For some time, the most common mechanism for keeping multiple clusters in sync with one another across multiple regions and clouds was a Kubernetes SIG project called KubeFed, for Kubernetes Cluster Federation. In a federation, a given application deployment can be kept consistent between multiple clusters, and different clusters can share service discovery so that a back-end resource can be accessed from any cluster. Federations can also be used to create highly available or fault-tolerant Kubernetes deployments, whether or not you’re spanning multiple cloud environments.
However, in September 2023, the KubeFed project was archived. A successor project, Karmada, uses Kubernetes-native APIs to synchronize applications across clusters. It requires no changes to the applications themselves.
Small deployments and edge computing
Kubernetes deployments don’t have to be big to be useful. K3s, for instance, is a tiny Kubernetes deployment—a single 70MB binary—that can run on embedded hardware or low-resource ARM systems (2GB of RAM). Minimal Kubernetes distros have created space for Kubernetes in edge computing—not just in environments with tight hardware constraints, but also minimal or even no external networking.
Where to get Kubernetes
Kubernetes is available in many forms—from open source bits to commercially backed distribution to public cloud service. The best way to figure out where to get Kubernetes is by use case.
- If you want to do it all yourself: The source code, and pre-built binaries for most common platforms, can be downloaded from the GitHub repository for Kubernetes. If you want to try out a tiny instance of Kubernetes on your own system, you can use Minikube to set up a local cluster on a single machine, or use the K3s distribution.
- If you’re using Docker: Docker Desktop’s most recent editions come with Kubernetes as a pack-in. This is ostensibly the easiest way for container mavens to get a leg up with Kubernetes, since it comes by way of a product you’re almost certainly already familiar with. (Docker can also use Minikube for deployments.)
- If you’re deploying on-prem or in a private cloud: Chances are good that any infrastructure you choose for your private cloud has Kubernetes built-in. Standard-issue, certified, supported Kubernetes distributions are available from dozens of vendors.
- If you’re deploying in a public cloud: The three major public cloud vendors all offer Kubernetes as a service.
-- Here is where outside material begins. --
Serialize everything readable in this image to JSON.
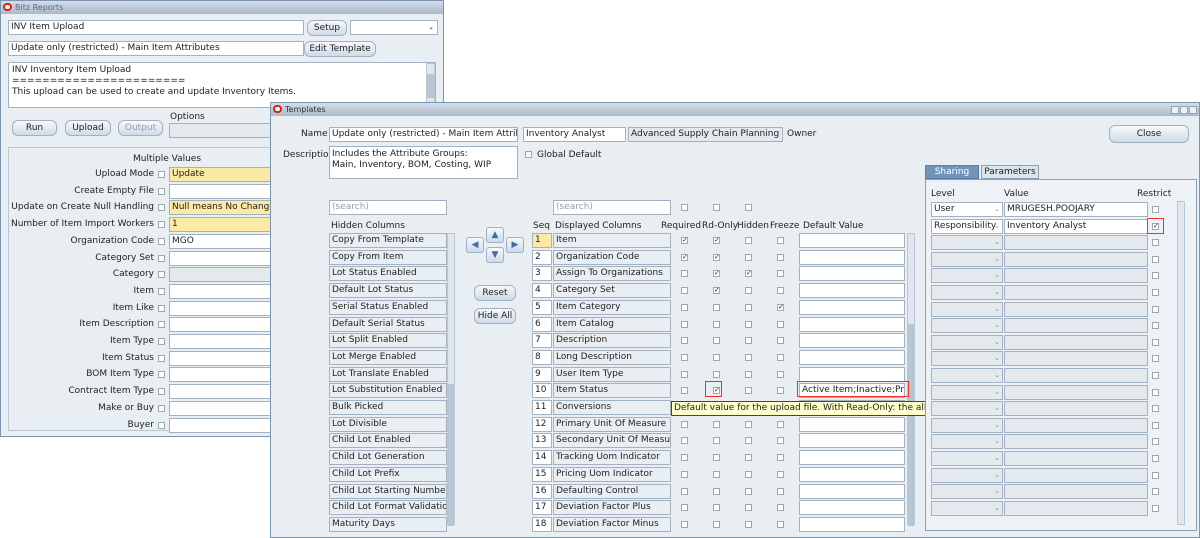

Google Cloud Platform offers Google Kubernetes Engine. Microsoft Azure offers the Azure Kubernetes Service. And Amazon has added Kubernetes to its existing Elastic Container Service. Managed Kubernetes services are also available from many vendors.
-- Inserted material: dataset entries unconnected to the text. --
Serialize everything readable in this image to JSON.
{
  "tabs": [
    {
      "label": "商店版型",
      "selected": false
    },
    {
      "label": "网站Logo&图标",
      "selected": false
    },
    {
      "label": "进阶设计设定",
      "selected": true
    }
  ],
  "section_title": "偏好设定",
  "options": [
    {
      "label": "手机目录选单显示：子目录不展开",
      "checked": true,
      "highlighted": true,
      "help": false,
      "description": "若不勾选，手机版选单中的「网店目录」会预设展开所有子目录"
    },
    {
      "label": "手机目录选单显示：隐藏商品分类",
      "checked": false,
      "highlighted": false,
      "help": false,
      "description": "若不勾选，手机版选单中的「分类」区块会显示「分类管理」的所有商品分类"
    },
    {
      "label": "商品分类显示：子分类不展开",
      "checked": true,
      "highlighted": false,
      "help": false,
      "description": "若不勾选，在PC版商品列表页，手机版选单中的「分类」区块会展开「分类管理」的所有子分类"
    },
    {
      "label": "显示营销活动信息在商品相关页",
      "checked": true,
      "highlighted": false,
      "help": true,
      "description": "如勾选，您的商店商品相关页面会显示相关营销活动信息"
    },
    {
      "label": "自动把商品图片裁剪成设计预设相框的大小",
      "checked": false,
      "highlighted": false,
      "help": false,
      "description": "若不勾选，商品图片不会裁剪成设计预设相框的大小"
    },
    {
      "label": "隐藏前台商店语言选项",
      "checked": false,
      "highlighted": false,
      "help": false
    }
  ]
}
Kubernetes tutorials and certifications
Now that you’ve got the basics under your belt, are you ready to get started with Kubernetes? You might want to start off with the simple tutorials on the Kubernetes project site itself; when you’re ready for something more advanced, check out the list of guides in the awesome-kubernetes repository, which has something for everyone. For migration advice, see “How to succeed with Kubernetes.”
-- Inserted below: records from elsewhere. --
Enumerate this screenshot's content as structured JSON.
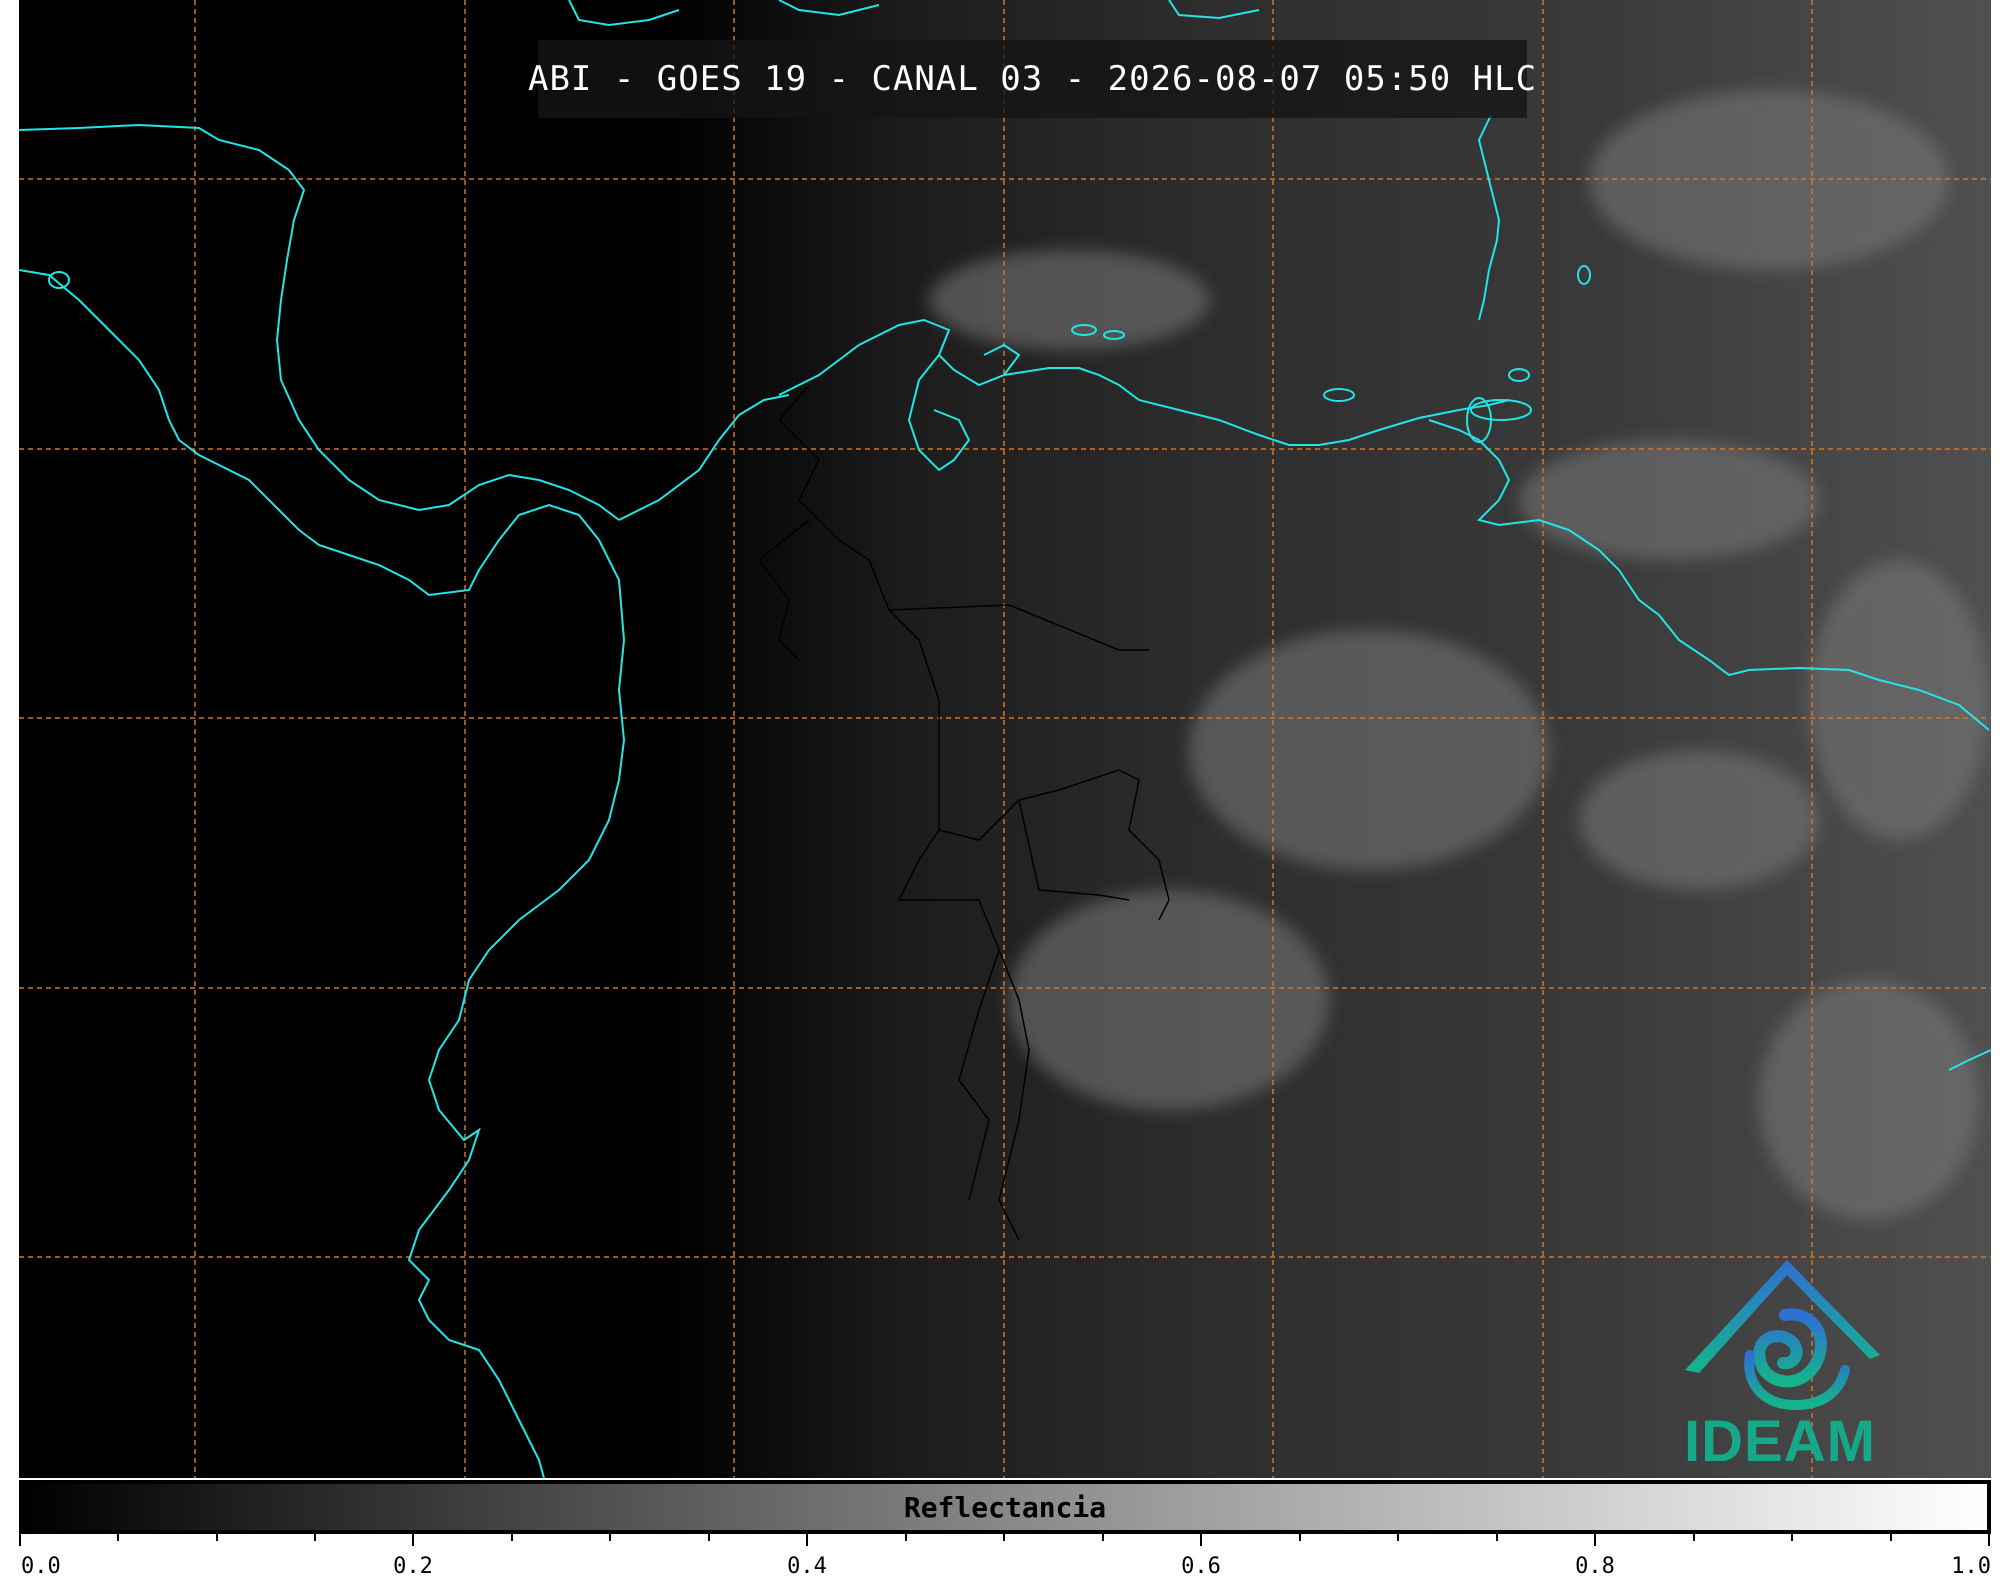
{
  "title": "ABI - GOES 19 - CANAL 03 - 2026-08-07 05:50 HLC",
  "colors": {
    "coastline": "#22e5e5",
    "grid": "#d0762a",
    "borders": "#000000"
  },
  "colorbar": {
    "label": "Reflectancia",
    "range": [
      0.0,
      1.0
    ],
    "tick_labels": [
      "0.0",
      "0.2",
      "0.4",
      "0.6",
      "0.8",
      "1.0"
    ]
  },
  "logo": {
    "text": "IDEAM"
  }
}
If you feel you have a good handle on how Kubernetes works and you want to demonstrate your expertise to employers, certification may be the way to go. Check out the pair of Kubernetes-related certifications offered jointly by the Linux Foundation and the Cloud Native Computing Foundation:
- Certified Kubernetes Administrator: Seeks to “provide assurance that CKAs have the skills, knowledge, and competency to perform the responsibilities of Kubernetes administrators,” including application lifecycle management, installation, configuration, validation, cluster maintenance, and troubleshooting.
- Certified Kubernetes Application Developer: Certifies that “users can design, build, configure, and expose cloud native applications for Kubernetes.”